In a traumatised nervous system there’s so much tension, so much pain, so much disconnection that the body is forgotten, blamed, and used as if it were the enemy. This deep disconnection is part of the trauma, because, although we are not the body, the body is essential to our existence and allows us to have a living human experience. Yet most of the time, by the age of two years old, the mind believes that the body is that which is responsible for our suffering!
So, the mind starts to believe that its one and only task is to keep us safe within a closed-off, high-walled castle of I. This is then reinforced by many cultures and religions that teach us that the body is the enemy, it must be tamed and that this is our only way to worthiness,love and belonging.

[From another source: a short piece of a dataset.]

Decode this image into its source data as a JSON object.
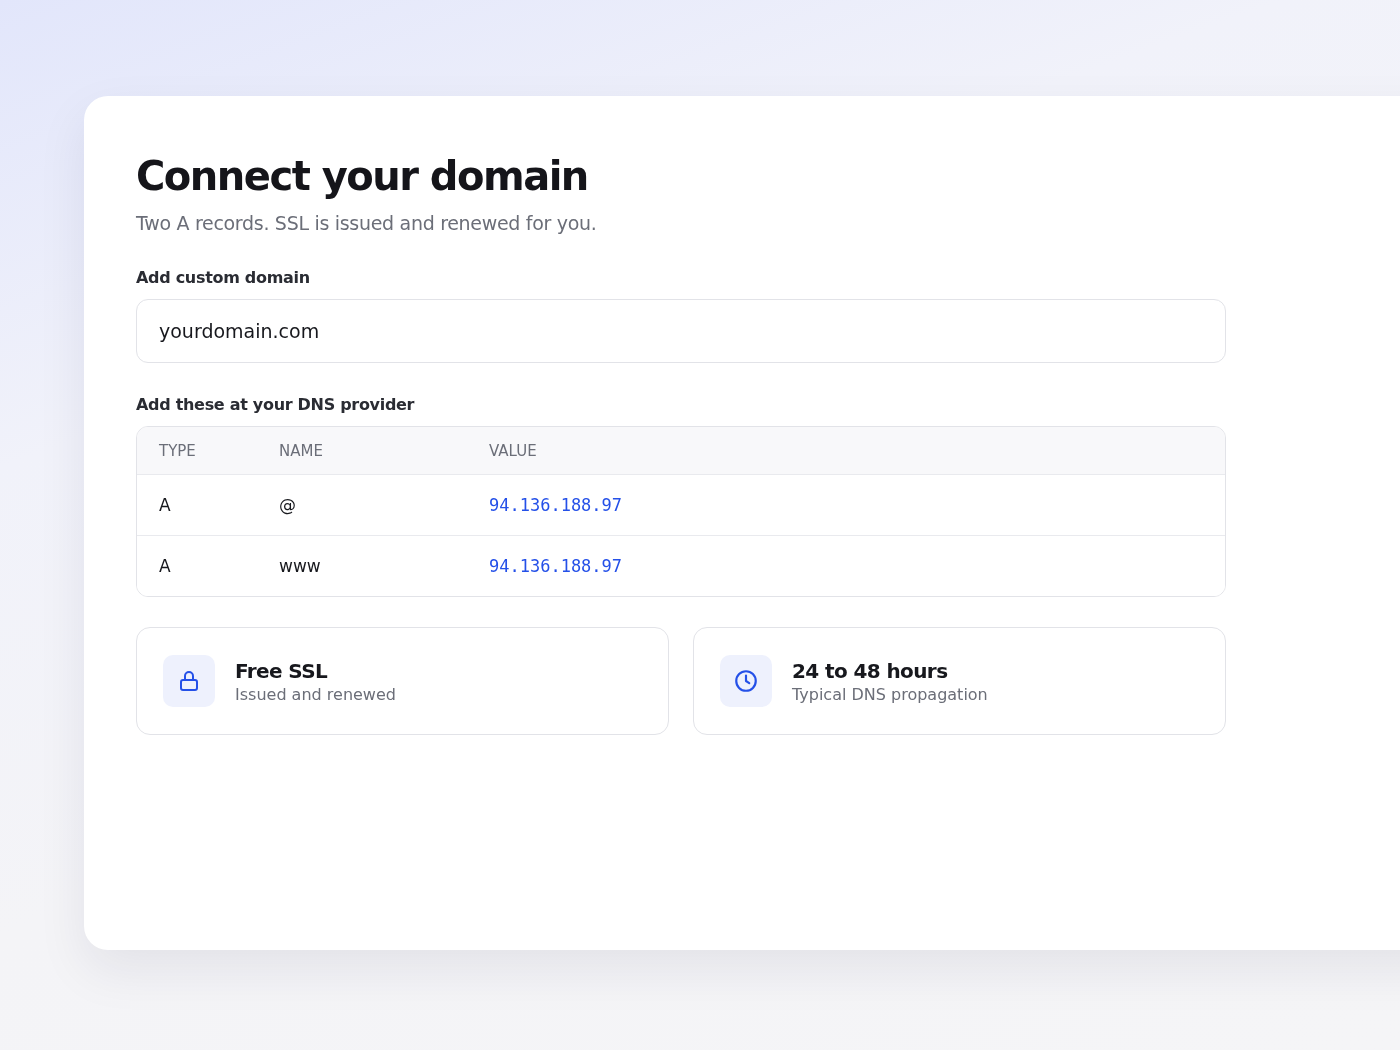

I’ve been there, I’ve done that, though I also had the blessing of my parents taking me to ballet and dance classes from the age of five. In spite of this however, I had already taken refuge in my mind. There were things my parents didn’t know about, such as public humiliation of my body at the kindergarten I went to, and other things. But still I loved to move, to dance, and do many other things that were not really acceptable for a little girl. Through it all I think my body has always been an ally, and I’m grateful for that.
Ultimately I see our path as the gentlest possible freedom fight. A journey back into relationship with ourselves, back into connection with the body, and through the body reconnecting to our deepest self – and recognizing the blessing of being alive. As the title of Sophie Strand’s latest article makes clear : ‘The body is the doorway’.

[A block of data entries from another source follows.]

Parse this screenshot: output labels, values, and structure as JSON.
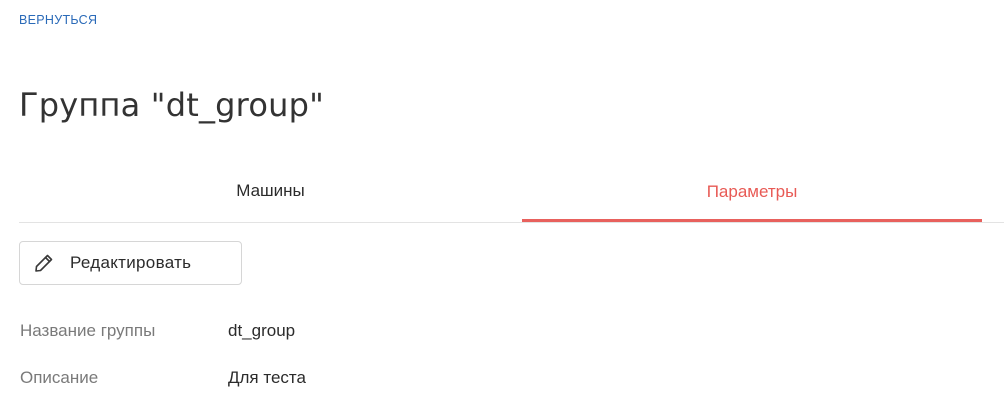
{
  "nav": {
    "back_label": "ВЕРНУТЬСЯ"
  },
  "header": {
    "title": "Группа \"dt_group\""
  },
  "tabs": [
    {
      "label": "Машины",
      "active": false
    },
    {
      "label": "Параметры",
      "active": true
    }
  ],
  "toolbar": {
    "edit_label": "Редактировать",
    "edit_icon": "pencil-icon"
  },
  "details": {
    "fields": [
      {
        "label": "Название группы",
        "value": "dt_group"
      },
      {
        "label": "Описание",
        "value": "Для теста"
      }
    ]
  },
  "colors": {
    "accent": "#e8615d",
    "link": "#2a6ab8"
  }
}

Compassionate Inquiry may seem like a magical shortcut on this journey, the mind imagines it as an easy-peasy-quick-fix thing to get everything healed, be done with it and go back to what we want to do. However, the body is intelligent, it integrates things slowly, and cautiously. An excellent tool to accompany the unfolding process is the power of healing touch; discovering the way we’ve always wanted to be touched but couldn’t be as there was no one available– until now – who could offer it to us.
Whatever way can help us find the courage to feel and allow ourselves to be accompanied in that feeling, even when our minds try to convince us to hide, can uncover a world of healing. The CI approach is a tool, which helps us rediscover the body as a pathway and realise that there is in fact no shortcut, that the body has always been and will always be our teacher and ally, therefore the pain and suffering we experience is our first and last master. Through this we can find a true connection with ourselves once more.
We may also discover that the greatest lie that ever existed is that we are alone, disconnected, that our constrictions must stay in place and we must go through our challenges alone.
As Eduardo Galeano, the Uruguayan writer expressed:
“The Church says: ‘The body is a sin.’
Science says: ‘The body is a machine.’
Advertising says: ‘The body is a business.’
The body says: ‘I am a celebration’”.
Jeff Foster, a non-duality teacher, elucidates further that what our disconnection, constriction and imperfection need is not fixing, but holding:
HELD, NOT HEALED
Stop trying to heal yourself, fix yourself,
even awaken yourself.
Stop trying to Fast-Forward the movie of your life.
Let go of ‘letting go’.
Healing is not a destination.
Be here.
Your pain, your sorrow, your doubts, your longings,
your fearful thoughts: they are not mistakes,
and they are not asking to be ‘healed’.
They are asking to be held. Here, now, lightly,
in the loving, healing arms of present awareness.